So yesterday I was on craigslist and I saw a listing for a sofa-cum-bed. I knew what they meant...
I just added 'steal mom's xanax' to my to do list for when I go home for Easter.
The required reading for this week is a paper about birds called great tits. Let's see my TA keep a straight face through this discussion.
literally the only thing you kept saying was "i wish i had a beer keg vending machine that accepted hugs as payment" and everytime you said it you rubbed the urn her grandmother's remains were in
Did you ever get our sex tape out of the rental car before you returned it?
I can't wait for paintbang. I'm going to throw a marker at a child. There will be bail money in my backpack in m trunk. Don't use it on beer.

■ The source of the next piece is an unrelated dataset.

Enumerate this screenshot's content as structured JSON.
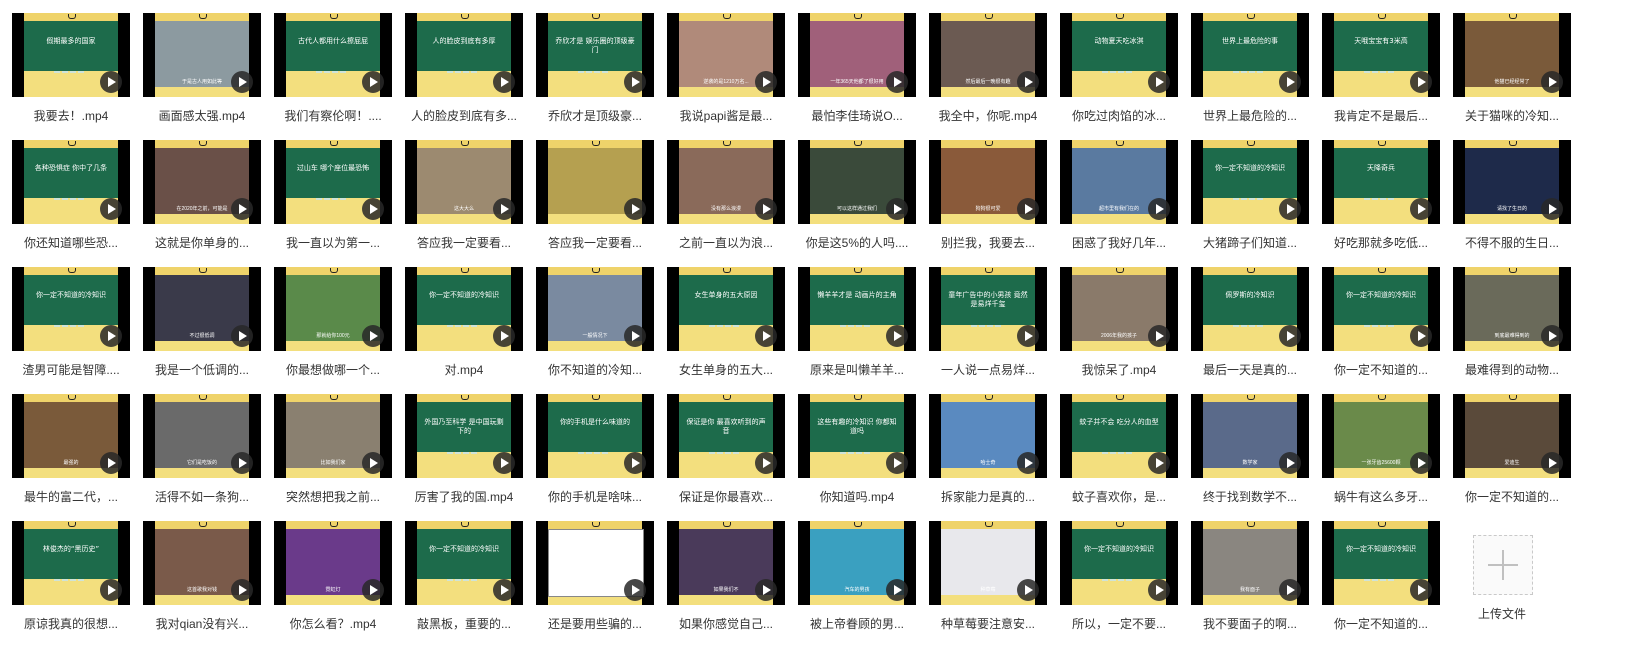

Your message cut off at "shit on the floor". Your life is incredible.
Paying for my weed with Mike's hard lemonade freezables. The perks of having a gay dealer
I bought a vibrating wall dildo with my tax return. You?
Something I can get at drive through, boobs out, don't want to get out of the car
He was singing R-E-S-P-E-C-T to a stripper between motorboats while our HR manager cheered him on.
After tacos, we're chasing women.
there were rolls with just one bite out of each one leading to the bedroom. you were laying on the bed naked and yelled 'you did it you followed the bread crumbs!'
Can you send me the picture of me licking the cows udders?
That was the first time i’ve been physically intimidated by a LinkedIn profile.